There is a mood, a particular quality, among these Golden Eaglets. They move calmly around the training pitch with none of the nervous energy so common in teenagers. Having won three U-17 World Cups, Nigeria always rank among the favourites, but there’s more than just confidence in this squad gathered in the desert city of Al Ain. There is freedom.
Coach Manu Garba, when asked to describe his philosophy of football, pauses, takes a breath and, in the way of someone about to shock with a brash answer, responds: “Total Football.”
Ask any of the other 23 coaches here in the Emirates if they’re planning to employ an approach as expansive, fluid, difficult to master, as Total Football and they’ll likely laugh in your face and politely excuse themselves. But Garba just smiles, folds his arms and sits back leaving you with mental images of the 1970s, Total Football’s heyday, and its short shorts and long sideburns.
Garba is not a naïve man. He is a serious man. He understands the freedom, the fitness and intelligence, the 90-minute commitment, needed to make it work. He also knows the dangers and challenges of using a highly intellectualised system, where the comfort of set positions is totally thrown out the window, are doubled with such young players. “It’s not been an easy philosophy to pass on to these young boys,” admitted Garba, who played in the first Nigerian team to reach a FIFA finals when he won the African U-20 championship of 1983. “They have no league experience. They are amateurs,” he insists of his side who have spent two weeks in Dubai preparing for the tournament opener.
“They play for local teams, or at their secondary schools, but it is this youth that can make them very adaptable to new ideas,” he adds, a tone of warning building in his voice. “They are right to call us favourites.
“I give my players a special freedom, a freedom to express themselves,” he continued, conjuring the spirit of the Rinus Michels, the late coach of Ajax and Holland, who is credited with founding, or at least refining, Total Football. “When we have the ball, we all attack. When we don’t, we all defend,” said the coach, who was an assistant in 2007 in Korea the last time Nigeria won a U-17 World Cup. “Take a chance; go forward, another man will cover you. All my players have the freedom to go anywhere, and it’s a responsibility they understand. Think Barcelona, think Spain, think entertaining, think passion and possibility.”
One would be tempted to think this all just bravado and bluster, but Garba sells it. He dropped Theophilus Solomon, a young striker dubbed the ‘Nigerian Ronaldo’ by media back home, due to a slight injury. But even without a marquis player, his confidence in his crop is plentiful. “I don’t see any defence that can stop us,” he said, citing an 11-0 win over Spanish club Espanyol’s youth academy team last month as a rather forceful example. “We know a World Cup is a different story, but, man, my attack is blistering. They can destroy any team on their day.”

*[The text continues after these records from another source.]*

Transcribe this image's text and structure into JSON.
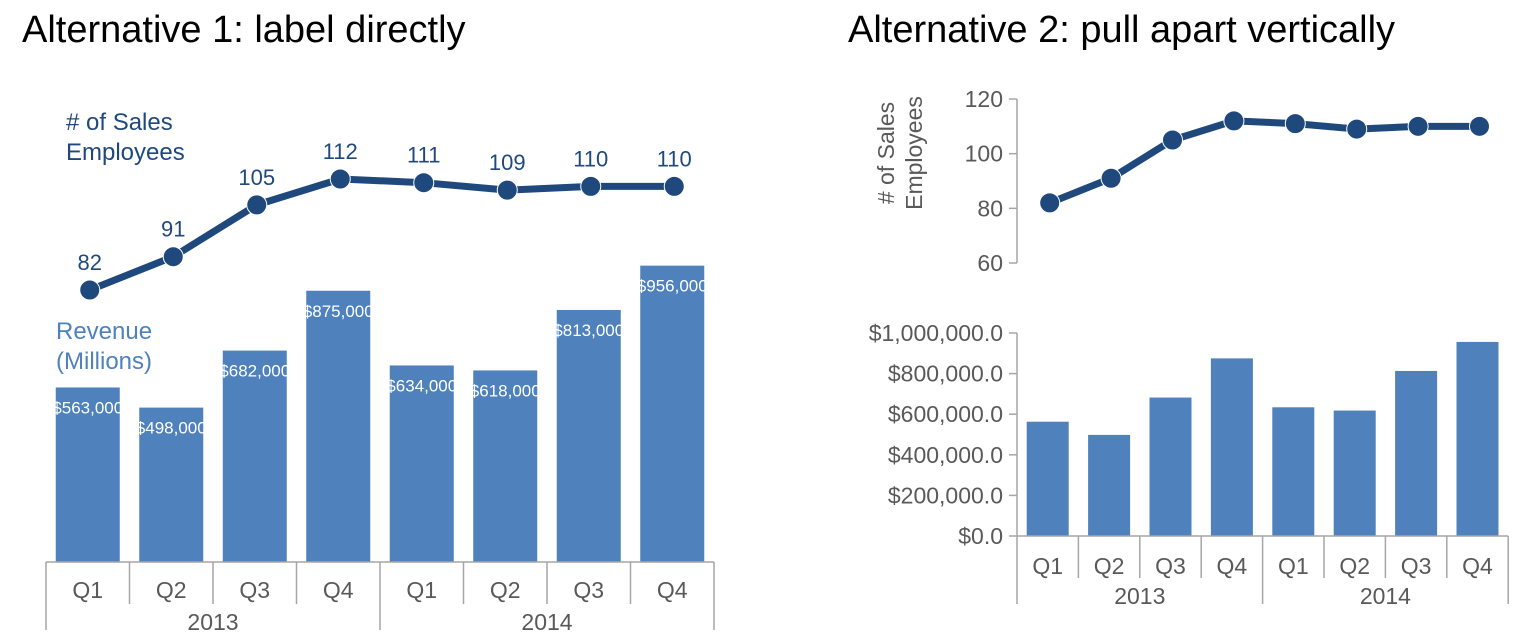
{
  "colors": {
    "line": "#1f497d",
    "bar": "#4f81bd",
    "axis": "#a6a6a6",
    "tick_text": "#595959",
    "title": "#000000",
    "bar_label": "#ffffff"
  },
  "chart_data": [
    {
      "type": "bar+line",
      "title": "Alternative 1: label directly",
      "categories": [
        "Q1",
        "Q2",
        "Q3",
        "Q4",
        "Q1",
        "Q2",
        "Q3",
        "Q4"
      ],
      "groups": [
        {
          "label": "2013",
          "count": 4
        },
        {
          "label": "2014",
          "count": 4
        }
      ],
      "series": [
        {
          "name": "# of Sales Employees",
          "kind": "line",
          "values": [
            82,
            91,
            105,
            112,
            111,
            109,
            110,
            110
          ]
        },
        {
          "name": "Revenue (Millions)",
          "kind": "bar",
          "values": [
            563000,
            498000,
            682000,
            875000,
            634000,
            618000,
            813000,
            956000
          ]
        }
      ],
      "series_labels": {
        "line": [
          "# of Sales",
          "Employees"
        ],
        "bar": [
          "Revenue",
          "(Millions)"
        ]
      },
      "line_data_labels": [
        "82",
        "91",
        "105",
        "112",
        "111",
        "109",
        "110",
        "110"
      ],
      "bar_data_labels": [
        "$563,000",
        "$498,000",
        "$682,000",
        "$875,000",
        "$634,000",
        "$618,000",
        "$813,000",
        "$956,000"
      ],
      "grid": false,
      "value_axis_shown": false
    },
    {
      "type": "line",
      "title": "Alternative 2: pull apart vertically",
      "categories": [
        "Q1",
        "Q2",
        "Q3",
        "Q4",
        "Q1",
        "Q2",
        "Q3",
        "Q4"
      ],
      "series": [
        {
          "name": "# of Sales Employees",
          "values": [
            82,
            91,
            105,
            112,
            111,
            109,
            110,
            110
          ]
        }
      ],
      "ylabel": [
        "# of Sales",
        "Employees"
      ],
      "ylim": [
        60,
        120
      ],
      "yticks": [
        60,
        80,
        100,
        120
      ],
      "ytick_labels": [
        "60",
        "80",
        "100",
        "120"
      ],
      "grid": false
    },
    {
      "type": "bar",
      "categories": [
        "Q1",
        "Q2",
        "Q3",
        "Q4",
        "Q1",
        "Q2",
        "Q3",
        "Q4"
      ],
      "groups": [
        {
          "label": "2013",
          "count": 4
        },
        {
          "label": "2014",
          "count": 4
        }
      ],
      "series": [
        {
          "name": "Revenue",
          "values": [
            563000,
            498000,
            682000,
            875000,
            634000,
            618000,
            813000,
            956000
          ]
        }
      ],
      "ylim": [
        0,
        1000000
      ],
      "yticks": [
        0,
        200000,
        400000,
        600000,
        800000,
        1000000
      ],
      "ytick_labels": [
        "$0.0",
        "$200,000.0",
        "$400,000.0",
        "$600,000.0",
        "$800,000.0",
        "$1,000,000.0"
      ],
      "grid": false
    }
  ]
}
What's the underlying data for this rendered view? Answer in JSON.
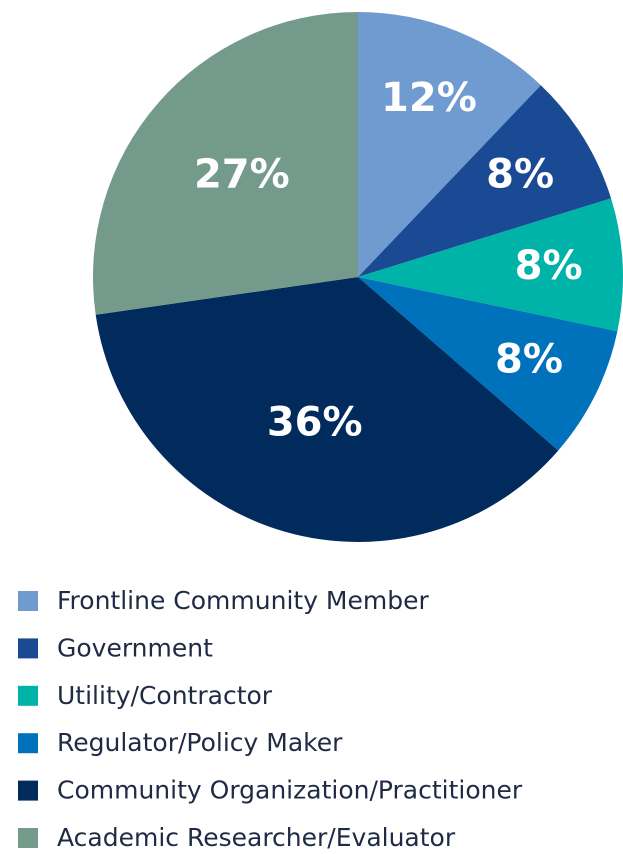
{
  "chart_data": {
    "type": "pie",
    "categories": [
      "Frontline Community Member",
      "Government",
      "Utility/Contractor",
      "Regulator/Policy Maker",
      "Community Organization/Practitioner",
      "Academic Researcher/Evaluator"
    ],
    "values": [
      12,
      8,
      8,
      8,
      36,
      27
    ],
    "value_labels": [
      "12%",
      "8%",
      "8%",
      "8%",
      "36%",
      "27%"
    ],
    "colors": [
      "#6f9bd1",
      "#1a4a93",
      "#00b3a8",
      "#0072bc",
      "#002b5c",
      "#739a8b"
    ],
    "legend": "bottom"
  }
}
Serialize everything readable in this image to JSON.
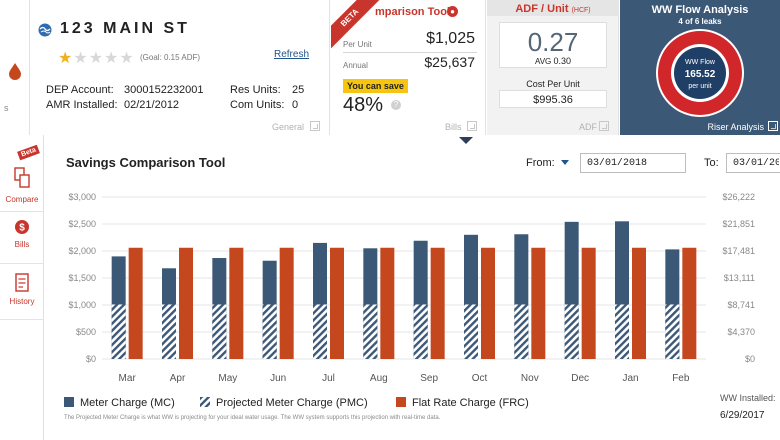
{
  "colors": {
    "meter": "#3c5877",
    "projected": "#3c5877",
    "flat": "#c5471e",
    "accent": "#c8352c",
    "ww_panel": "#3c5877"
  },
  "header": {
    "property": {
      "title": "123 MAIN ST",
      "rating": 1,
      "rating_max": 5,
      "goal": "(Goal: 0.15 ADF)",
      "refresh": "Refresh",
      "dep_label": "DEP Account:",
      "dep_value": "3000152232001",
      "amr_label": "AMR Installed:",
      "amr_value": "02/21/2012",
      "res_label": "Res Units:",
      "res_value": "25",
      "com_label": "Com Units:",
      "com_value": "0",
      "footer": "General"
    },
    "bills": {
      "beta": "BETA",
      "title": "mparison Tool",
      "per_unit_label": "Per Unit",
      "per_unit_value": "$1,025",
      "annual_label": "Annual",
      "annual_value": "$25,637",
      "save_label": "You can save",
      "save_pct": "48%",
      "help": "?",
      "footer": "Bills"
    },
    "adf": {
      "title": "ADF / Unit",
      "title_unit": "(HCF)",
      "value": "0.27",
      "avg_label": "AVG",
      "avg_value": "0.30",
      "cpu_label": "Cost Per Unit",
      "cpu_value": "$995.36",
      "footer": "ADF"
    },
    "ww": {
      "title": "WW Flow Analysis",
      "sub": "4 of 6 leaks",
      "flow_label": "WW Flow",
      "flow_value": "165.52",
      "flow_unit": "per unit",
      "footer": "Riser Analysis"
    }
  },
  "rail": {
    "beta": "Beta",
    "compare": "Compare",
    "bills": "Bills",
    "history": "History",
    "top_label": "s"
  },
  "main": {
    "title": "Savings Comparison Tool",
    "from_label": "From:",
    "from_value": "03/01/2018",
    "to_label": "To:",
    "to_value": "03/01/20",
    "ww_installed_label": "WW Installed:",
    "ww_installed_date": "6/29/2017",
    "note": "The Projected Meter Charge is what WW is projecting for your ideal water usage. The WW system supports this projection with real-time data."
  },
  "chart_data": {
    "type": "bar",
    "categories": [
      "Mar",
      "Apr",
      "May",
      "Jun",
      "Jul",
      "Aug",
      "Sep",
      "Oct",
      "Nov",
      "Dec",
      "Jan",
      "Feb"
    ],
    "series": [
      {
        "name": "Meter Charge (MC)",
        "values": [
          1900,
          1680,
          1870,
          1820,
          2150,
          2050,
          2190,
          2300,
          2310,
          2540,
          2550,
          2030
        ]
      },
      {
        "name": "Projected Meter Charge (PMC)",
        "values": [
          1010,
          1010,
          1010,
          1010,
          1010,
          1010,
          1010,
          1010,
          1010,
          1010,
          1010,
          1010
        ]
      },
      {
        "name": "Flat Rate Charge (FRC)",
        "values": [
          2060,
          2060,
          2060,
          2060,
          2060,
          2060,
          2060,
          2060,
          2060,
          2060,
          2060,
          2060
        ]
      }
    ],
    "ylim": [
      0,
      3000
    ],
    "yticks": [
      "$0",
      "$500",
      "$1,000",
      "$1,500",
      "$2,000",
      "$2,500",
      "$3,000"
    ],
    "y2ticks": [
      "$0",
      "$4,370",
      "$8,741",
      "$13,111",
      "$17,481",
      "$21,851",
      "$26,222"
    ],
    "grid": true,
    "legend_position": "bottom-left"
  }
}
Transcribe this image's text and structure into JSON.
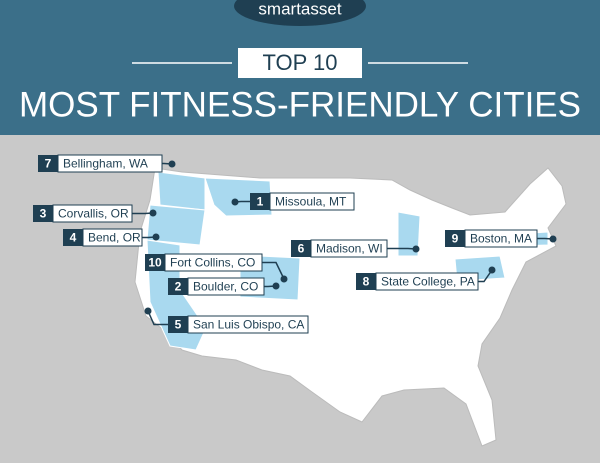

Title or bust for boys in green
It’s clear. No false modesty here. This is a man who believes in his boys, his system, and expects a record fourth Nigerian title here in the Gulf. Anything less simply would not do. “We don’t rely on just a few players to score or lead,” he added. “We have so many attacking options, we’ve multiplied them. We can hurt you from all over the pitch. We’re not just 11 individuals playing a game. My players aren’t just numbers on a chalkboard. They are individuals with their own personalities. I have faith in them.”
Faith or not, football – Total football or any other kind – is played on a pitch, not in a hotel lobby. Goals win games and in their mouth-watering Group F opener against Mexico, Garba and co will meet up with the defending world champions in this age category. “I like the way the Latin American teams play, the way they ping the ball around, it’s a lot like Ghana, a lot like us,” he said. “But we can beat anyone.”
Garba is a man with a plan. It’s clear when he stalks the touchline during training sessions. “Enjoy yourselves, enjoy!” he often shouts, at the top of his lungs, urging his young players to express themselves. Total Football, after all, is still a kid’s game, with 22 bodies, a bouncing ball and a pair of goals.